Sorry I don't know meaties but I definitely give my chickens water 24/7 through the winter (in the summer I sometimes will remove the water from the coop if I let them out at the crack of dawn).

This is owing to as you said the shorter days and I feel the few hours they are outside is not enough to keep up a healthy water intake.

Meaties can eat themselves to death from what I have read so pay attention to the ones who have raised them LOL- hopefully they will post.
 
Not having feed would be fine, but I'd be concerned about the water. They drink so much! Most of the time they're in the coop will be dark, so you wouldn't need a huge source, but should probably have something in there with them unless you're going to make sure they're out of there before it gets light.
 
They will be asleep most of the time that it is dark. If they are asleep, they aren't going to be drinking.

My ducks and turkeys are locked up at night without water and it has never harmed them. The ducks rush out to play with the water first thing in the morning, but the turkeys supervise my morning chores before they drink, so they can't be too thirsty in the morning.
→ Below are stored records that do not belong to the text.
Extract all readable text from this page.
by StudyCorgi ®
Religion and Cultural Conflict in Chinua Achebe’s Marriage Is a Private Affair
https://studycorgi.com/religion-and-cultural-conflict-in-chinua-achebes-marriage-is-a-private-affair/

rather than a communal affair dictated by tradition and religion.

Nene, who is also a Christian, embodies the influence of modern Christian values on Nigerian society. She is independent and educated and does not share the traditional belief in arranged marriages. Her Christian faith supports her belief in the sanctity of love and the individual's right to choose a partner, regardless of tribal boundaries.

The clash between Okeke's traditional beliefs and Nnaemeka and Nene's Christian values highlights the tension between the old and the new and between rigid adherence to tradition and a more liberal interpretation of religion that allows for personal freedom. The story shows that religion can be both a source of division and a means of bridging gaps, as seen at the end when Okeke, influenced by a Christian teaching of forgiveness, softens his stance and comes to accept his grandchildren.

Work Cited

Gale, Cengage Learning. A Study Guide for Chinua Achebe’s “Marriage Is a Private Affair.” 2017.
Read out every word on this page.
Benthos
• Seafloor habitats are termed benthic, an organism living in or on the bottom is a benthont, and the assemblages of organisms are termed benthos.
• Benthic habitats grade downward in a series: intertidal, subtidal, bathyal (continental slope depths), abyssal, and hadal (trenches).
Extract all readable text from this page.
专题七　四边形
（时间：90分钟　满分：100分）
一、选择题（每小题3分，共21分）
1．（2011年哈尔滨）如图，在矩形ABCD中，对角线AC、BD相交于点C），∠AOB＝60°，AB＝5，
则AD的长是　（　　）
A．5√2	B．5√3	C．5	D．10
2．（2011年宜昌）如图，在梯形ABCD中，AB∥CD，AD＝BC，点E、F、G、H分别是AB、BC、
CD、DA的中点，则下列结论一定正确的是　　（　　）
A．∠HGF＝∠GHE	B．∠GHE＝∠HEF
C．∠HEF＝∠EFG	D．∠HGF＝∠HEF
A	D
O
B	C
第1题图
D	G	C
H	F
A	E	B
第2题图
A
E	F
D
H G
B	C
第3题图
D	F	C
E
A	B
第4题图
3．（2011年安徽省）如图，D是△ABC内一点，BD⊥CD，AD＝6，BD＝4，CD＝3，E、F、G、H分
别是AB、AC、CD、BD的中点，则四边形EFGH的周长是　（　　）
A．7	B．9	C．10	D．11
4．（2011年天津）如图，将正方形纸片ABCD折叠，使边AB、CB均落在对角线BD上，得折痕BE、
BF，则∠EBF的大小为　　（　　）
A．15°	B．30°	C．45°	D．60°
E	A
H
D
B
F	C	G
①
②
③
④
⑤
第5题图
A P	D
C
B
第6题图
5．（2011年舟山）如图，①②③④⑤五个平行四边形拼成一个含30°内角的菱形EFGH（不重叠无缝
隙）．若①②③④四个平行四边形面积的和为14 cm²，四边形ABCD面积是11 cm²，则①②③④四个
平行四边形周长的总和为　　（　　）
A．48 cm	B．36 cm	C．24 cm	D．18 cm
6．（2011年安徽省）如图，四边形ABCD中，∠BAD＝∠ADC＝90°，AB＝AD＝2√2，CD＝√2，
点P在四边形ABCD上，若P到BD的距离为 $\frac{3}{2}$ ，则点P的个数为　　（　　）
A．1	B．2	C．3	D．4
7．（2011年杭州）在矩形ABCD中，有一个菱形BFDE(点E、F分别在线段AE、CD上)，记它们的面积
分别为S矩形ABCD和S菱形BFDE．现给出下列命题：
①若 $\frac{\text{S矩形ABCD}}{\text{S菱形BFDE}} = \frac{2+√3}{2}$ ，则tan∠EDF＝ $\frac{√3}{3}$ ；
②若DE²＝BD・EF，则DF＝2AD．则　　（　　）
My Cornish Cross were raised with food and water 24 hours a day because they had to be kept locked up. As soon as I turned them out to range, the crows killed them. I had a 5 gallon vacuum waterer for them that I kept filled. Cornish Cross drink a lot.
 
Thanks for the advice, everyone.

The morning after I posted this I came out to open the coop "hatch" and they had already pushed it open themselves, lol. All were eating and drinking as it had been dawn for about 30 minutes already.

So last night I decided to experiment and not put the hatch in place at night. As it is they are in a double walled enclosure and if anything like a raccoon got in there they would have no trouble opening the door anyways, so I figured it wouldn't really increase their risk.

So far it is working fine. I just wonder if they will go outside if it is dark, even if they are thirsty. The days will get shorter...
 
I have 4, one year old CornishXRock cross I raised last year and harvested as needed, instead of at 8 weeks. They live in the barn with the rest of the chickens, ducks, turkeys, and geese. I do not keep water inside the barn as ducks and geese are very messy when it comes to water and it would stay very sloppy if I did. They are let out at dawn every day and the doors are closed and latched every night after they put themselves to roost about dark thirty. The ducks are always the last to go in, when they see me coming. So my meaties have done well without having water overnight for a year. The 3 hens and 1rooster that are still with us are in molt right now, but as soon as they start laying again, I plan to try AI and see what the outcome produces. It would be nice to be able to have perpetual meaties without having to buy 25 at a time and slaughter them all at once. I do not slaughter them at 8 weeks either since at about 12 weeks they are the size of miniature turkeys and still tender and succulent. I just got 50 on Yesterday, I male and 49 female,1 dead and 1 that died soon after arrival, from Meyers hatchery.
barnie.gif
I was hoping for at least straight run, but that's the way it goes, when you catch a special, sometimes!
 
Meat chickens should have feed freely available for 12 hours on, 12 hours off. If you are concerned with water, get a piglet waterer that you can mount on the wall. Much less mess this way. I did my meat birds in the summer, they only time they had feed readily available was when they were bity chicks. But when they hit about 3 weeks, they went on to the 12 on 12 off with the food. I always kept water available for them though.
 
I'm so confused. Has anyone actually seen a chicken drink at night? They are all but comatose in the dark. Why would it be useful, much less important, to have 24 hour access to water?